I just checked the hp museum forums, and looks like we’re down to very few RPN calculators still being manufactured. A couple HPs, and some swiss micro clones, mostly.
Was going to mention SwissMicro and you beat me to it. I don't have any experience with their products but have heard that they're good. They use an Arm microcontroller running open source HP emulation, so they behave exactly like a real HP RPN.

The problem with them is they're a tiny company in Switzerland, so you're gonna pay a hefty price for a modern HP 42/41/1x series, and I remember them having supply issues for a while too. They might get me as a customer if they ever do the HP48.
 
pCalc is almost good, but is quite disappointing in practice. For me, anyways. Its programmer mode tops out at 48-bit values and I frequently need 64-bit. I suspect they're pulling the Javascript trick of only using IEEE doubles, which means integers are capped at the 52-bit mantissa size instead of being able to use the whole 64-bit word.

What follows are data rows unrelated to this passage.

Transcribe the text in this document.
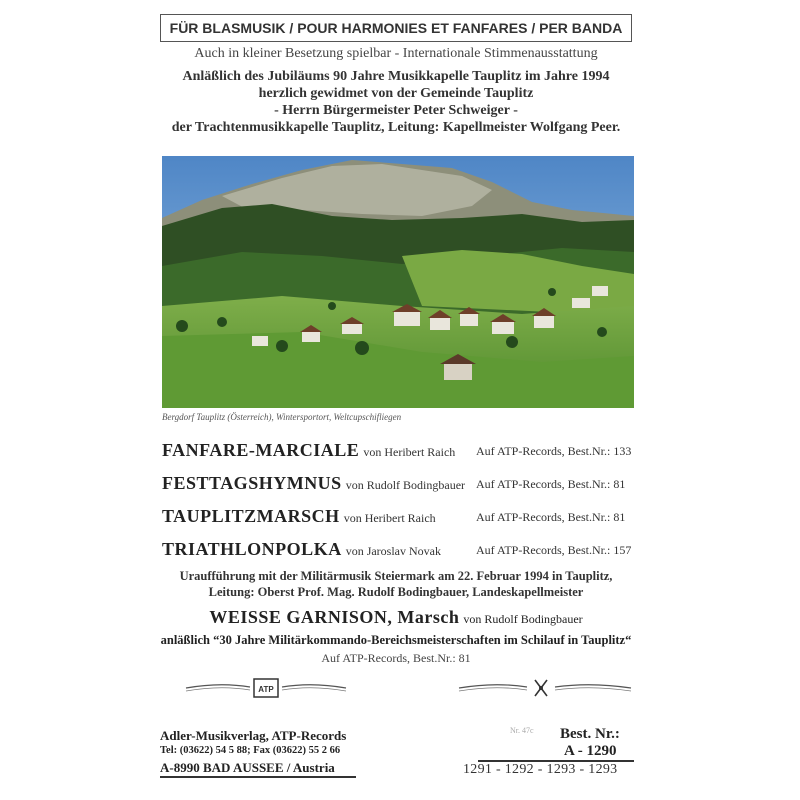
FÜR BLASMUSIK / POUR HARMONIES ET FANFARES / PER BANDA
Auch in kleiner Besetzung spielbar - Internationale Stimmenausstattung
Anläßlich des Jubiläums 90 Jahre Musikkapelle Tauplitz im Jahre 1994
herzlich gewidmet von der Gemeinde Tauplitz
- Herrn Bürgermeister Peter Schweiger -
der Trachtenmusikkapelle Tauplitz, Leitung: Kapellmeister Wolfgang Peer.
Bergdorf Tauplitz (Österreich), Wintersportort, Weltcupschifliegen
FANFARE-MARCIALE von Heribert Raich Auf ATP-Records, Best.Nr.: 133
FESTTAGSHYMNUS von Rudolf Bodingbauer Auf ATP-Records, Best.Nr.: 81
TAUPLITZMARSCH von Heribert Raich	Auf ATP-Records, Best.Nr.: 81
TRIATHLONPOLKA von Jaroslav Novak	Auf ATP-Records, Best.Nr.: 157
Uraufführung mit der Militärmusik Steiermark am 22. Februar 1994 in Tauplitz,
Leitung: Oberst Prof. Mag. Rudolf Bodingbauer, Landeskapellmeister
WEISSE GARNISON, Marsch von Rudolf Bodingbauer
anläßlich “30 Jahre Militärkommando-Bereichsmeisterschaften im Schilauf in Tauplitz“
Auf ATP-Records, Best.Nr.: 81
ATP
Nr. 47c
Adler-Musikverlag, ATP-Records
Tel: (03622) 54 5 88; Fax (03622) 55 2 66
A-8990 BAD AUSSEE / Austria
Best. Nr.:
A - 1290
1291 - 1292 - 1293 - 1293
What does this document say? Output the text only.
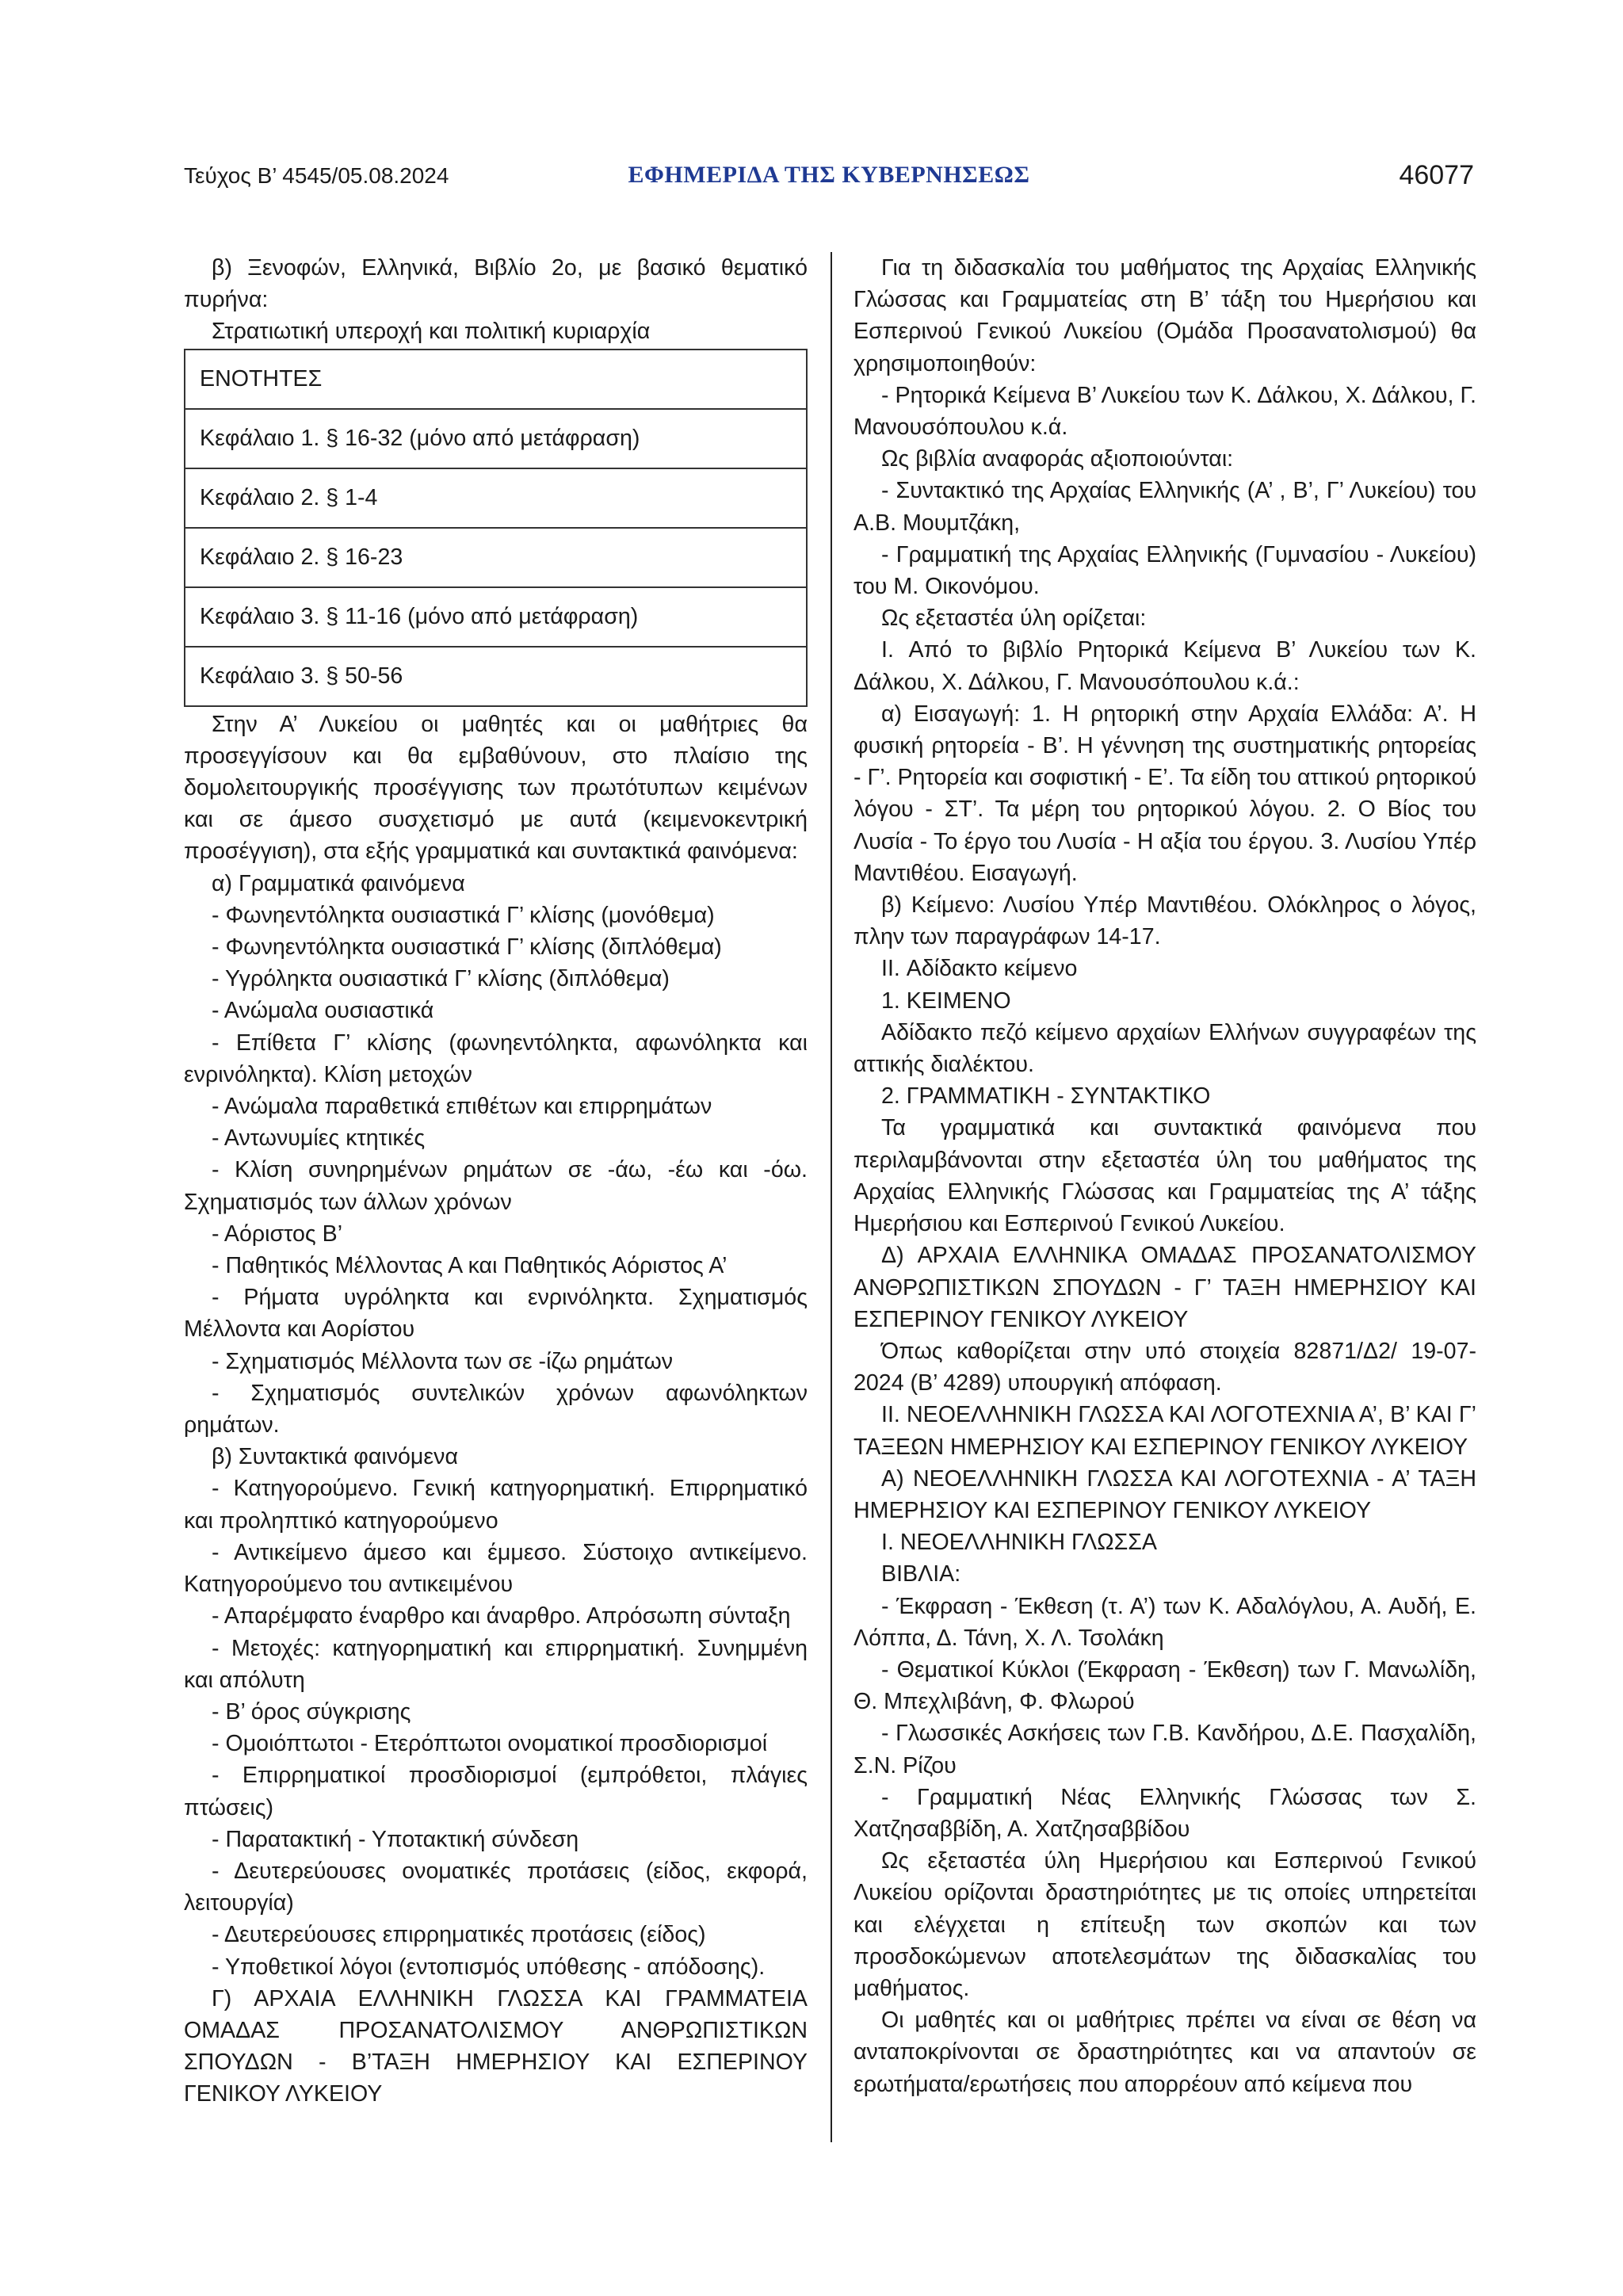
Τεύχος Β’ 4545/05.08.2024	ΕΦΗΜΕΡΙΔΑ ΤΗΣ ΚΥΒΕΡΝΗΣΕΩΣ	46077

β) Ξενοφών, Ελληνικά, Βιβλίο 2ο, με βασικό θεματικό πυρήνα:

Στρατιωτική υπεροχή και πολιτική κυριαρχία

ΕΝΟΤΗΤΕΣ
Κεφάλαιο 1. § 16-32 (μόνο από μετάφραση)
Κεφάλαιο 2. § 1-4
Κεφάλαιο 2. § 16-23
Κεφάλαιο 3. § 11-16 (μόνο από μετάφραση)
Κεφάλαιο 3. § 50-56

Στην Α’ Λυκείου οι μαθητές και οι μαθήτριες θα προσεγγίσουν και θα εμβαθύνουν, στο πλαίσιο της δομολειτουργικής προσέγγισης των πρωτότυπων κειμένων και σε άμεσο συσχετισμό με αυτά (κειμενοκεντρική προσέγγιση), στα εξής γραμματικά και συντακτικά φαινόμενα:

α) Γραμματικά φαινόμενα

- Φωνηεντόληκτα ουσιαστικά Γ’ κλίσης (μονόθεμα)

- Φωνηεντόληκτα ουσιαστικά Γ’ κλίσης (διπλόθεμα)

- Υγρόληκτα ουσιαστικά Γ’ κλίσης (διπλόθεμα)

- Ανώμαλα ουσιαστικά

- Επίθετα Γ’ κλίσης (φωνηεντόληκτα, αφωνόληκτα και ενρινόληκτα). Κλίση μετοχών

- Ανώμαλα παραθετικά επιθέτων και επιρρημάτων

- Αντωνυμίες κτητικές

- Κλίση συνηρημένων ρημάτων σε -άω, -έω και -όω. Σχηματισμός των άλλων χρόνων

- Αόριστος Β’

- Παθητικός Μέλλοντας Α και Παθητικός Αόριστος Α’

- Ρήματα υγρόληκτα και ενρινόληκτα. Σχηματισμός Μέλλοντα και Αορίστου

- Σχηματισμός Μέλλοντα των σε -ίζω ρημάτων

- Σχηματισμός συντελικών χρόνων αφωνόληκτων ρημάτων.

β) Συντακτικά φαινόμενα

- Κατηγορούμενο. Γενική κατηγορηματική. Επιρρηματικό και προληπτικό κατηγορούμενο

- Αντικείμενο άμεσο και έμμεσο. Σύστοιχο αντικείμενο. Κατηγορούμενο του αντικειμένου

- Απαρέμφατο έναρθρο και άναρθρο. Απρόσωπη σύνταξη

- Μετοχές: κατηγορηματική και επιρρηματική. Συνημμένη και απόλυτη

- Β’ όρος σύγκρισης

- Ομοιόπτωτοι - Ετερόπτωτοι ονοματικοί προσδιορισμοί

- Επιρρηματικοί προσδιορισμοί (εμπρόθετοι, πλάγιες πτώσεις)

- Παρατακτική - Υποτακτική σύνδεση

- Δευτερεύουσες ονοματικές προτάσεις (είδος, εκφορά, λειτουργία)

- Δευτερεύουσες επιρρηματικές προτάσεις (είδος)

- Υποθετικοί λόγοι (εντοπισμός υπόθεσης - απόδοσης).

Γ) ΑΡΧΑΙΑ ΕΛΛΗΝΙΚΗ ΓΛΩΣΣΑ ΚΑΙ ΓΡΑΜΜΑΤΕΙΑ ΟΜΑΔΑΣ ΠΡΟΣΑΝΑΤΟΛΙΣΜΟΥ ΑΝΘΡΩΠΙΣΤΙΚΩΝ ΣΠΟΥΔΩΝ - Β’ΤΑΞΗ ΗΜΕΡΗΣΙΟΥ ΚΑΙ ΕΣΠΕΡΙΝΟΥ ΓΕΝΙΚΟΥ ΛΥΚΕΙΟΥ

Για τη διδασκαλία του μαθήματος της Αρχαίας Ελληνικής Γλώσσας και Γραμματείας στη Β’ τάξη του Ημερήσιου και Εσπερινού Γενικού Λυκείου (Ομάδα Προσανατολισμού) θα χρησιμοποιηθούν:

- Ρητορικά Κείμενα Β’ Λυκείου των Κ. Δάλκου, Χ. Δάλκου, Γ. Μανουσόπουλου κ.ά.

Ως βιβλία αναφοράς αξιοποιούνται:

- Συντακτικό της Αρχαίας Ελληνικής (Α’ , Β’, Γ’ Λυκείου) του Α.Β. Μουμτζάκη,

- Γραμματική της Αρχαίας Ελληνικής (Γυμνασίου - Λυκείου) του Μ. Οικονόμου.

Ως εξεταστέα ύλη ορίζεται:

I. Από το βιβλίο Ρητορικά Κείμενα Β’ Λυκείου των Κ. Δάλκου, Χ. Δάλκου, Γ. Μανουσόπουλου κ.ά.:

α) Εισαγωγή: 1. Η ρητορική στην Αρχαία Ελλάδα: Α’. Η φυσική ρητορεία - Β’. Η γέννηση της συστηματικής ρητορείας - Γ’. Ρητορεία και σοφιστική - Ε’. Τα είδη του αττικού ρητορικού λόγου - ΣΤ’. Τα μέρη του ρητορικού λόγου. 2. Ο Βίος του Λυσία - Το έργο του Λυσία - Η αξία του έργου. 3. Λυσίου Υπέρ Μαντιθέου. Εισαγωγή.

β) Κείμενο: Λυσίου Υπέρ Μαντιθέου. Ολόκληρος ο λόγος, πλην των παραγράφων 14-17.

II. Αδίδακτο κείμενο

1. ΚΕΙΜΕΝΟ

Αδίδακτο πεζό κείμενο αρχαίων Ελλήνων συγγραφέων της αττικής διαλέκτου.

2. ΓΡΑΜΜΑΤΙΚΗ - ΣΥΝΤΑΚΤΙΚΟ

Τα γραμματικά και συντακτικά φαινόμενα που περιλαμβάνονται στην εξεταστέα ύλη του μαθήματος της Αρχαίας Ελληνικής Γλώσσας και Γραμματείας της Α’ τάξης Ημερήσιου και Εσπερινού Γενικού Λυκείου.

Δ) ΑΡΧΑΙΑ ΕΛΛΗΝΙΚΑ ΟΜΑΔΑΣ ΠΡΟΣΑΝΑΤΟΛΙΣΜΟΥ ΑΝΘΡΩΠΙΣΤΙΚΩΝ ΣΠΟΥΔΩΝ - Γ’ ΤΑΞΗ ΗΜΕΡΗΣΙΟΥ ΚΑΙ ΕΣΠΕΡΙΝΟΥ ΓΕΝΙΚΟΥ ΛΥΚΕΙΟΥ

Όπως καθορίζεται στην υπό στοιχεία 82871/Δ2/ 19-07-2024 (Β’ 4289) υπουργική απόφαση.

II. ΝΕΟΕΛΛΗΝΙΚΗ ΓΛΩΣΣΑ ΚΑΙ ΛΟΓΟΤΕΧΝΙΑ Α’, Β’ ΚΑΙ Γ’ ΤΑΞΕΩΝ ΗΜΕΡΗΣΙΟΥ ΚΑΙ ΕΣΠΕΡΙΝΟΥ ΓΕΝΙΚΟΥ ΛΥΚΕΙΟΥ

Α) ΝΕΟΕΛΛΗΝΙΚΗ ΓΛΩΣΣΑ ΚΑΙ ΛΟΓΟΤΕΧΝΙΑ - Α’ ΤΑΞΗ ΗΜΕΡΗΣΙΟΥ ΚΑΙ ΕΣΠΕΡΙΝΟΥ ΓΕΝΙΚΟΥ ΛΥΚΕΙΟΥ

I. ΝΕΟΕΛΛΗΝΙΚΗ ΓΛΩΣΣΑ

ΒΙΒΛΙΑ:

- Έκφραση - Έκθεση (τ. Α’) των Κ. Αδαλόγλου, Α. Αυδή, Ε. Λόππα, Δ. Τάνη, Χ. Λ. Τσολάκη

- Θεματικοί Κύκλοι (Έκφραση - Έκθεση) των Γ. Μανωλίδη, Θ. Μπεχλιβάνη, Φ. Φλωρού

- Γλωσσικές Ασκήσεις των Γ.Β. Κανδήρου, Δ.Ε. Πασχαλίδη, Σ.Ν. Ρίζου

- Γραμματική Νέας Ελληνικής Γλώσσας των Σ. Χατζησαββίδη, Α. Χατζησαββίδου

Ως εξεταστέα ύλη Ημερήσιου και Εσπερινού Γενικού Λυκείου ορίζονται δραστηριότητες με τις οποίες υπηρετείται και ελέγχεται η επίτευξη των σκοπών και των προσδοκώμενων αποτελεσμάτων της διδασκαλίας του μαθήματος.

Οι μαθητές και οι μαθήτριες πρέπει να είναι σε θέση να ανταποκρίνονται σε δραστηριότητες και να απαντούν σε ερωτήματα/ερωτήσεις που απορρέουν από κείμενα που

Only supporting doubles also means you can't get as much FP precision as the HP calculators typically had - iirc they used BCD FP with a rather large mantissa and exponent range.
 
Was going to mention SwissMicro and you beat me to it. I don't have any experience with their products but have heard that they're good. They use an Arm microcontroller running open source HP emulation, so they behave exactly like a real HP RPN.

The problem with them is they're a tiny company in Switzerland, so you're gonna pay a hefty price for a modern HP 42/41/1x series, and I remember them having supply issues for a while too. They might get me as a customer if they ever do the HP48.
I blame textbook companies for all this. My kid has to use a TI-84 because that’s what they teach, and the teachers only know how to use those. An entire generation growing up not quite understanding order-of-operations…
 
Little heads up - if you’ve been using Sequoia’s iphone mirroring and you get a new phone, you may need to go into settings and choose which phone to use for mirroring:

IMG_0044.jpeg
 
Anyone else notice significant battery drain since upgrading to iOS 18? With average use I would make it most of the day, now I can't even make it 6 hours, and that's with light use.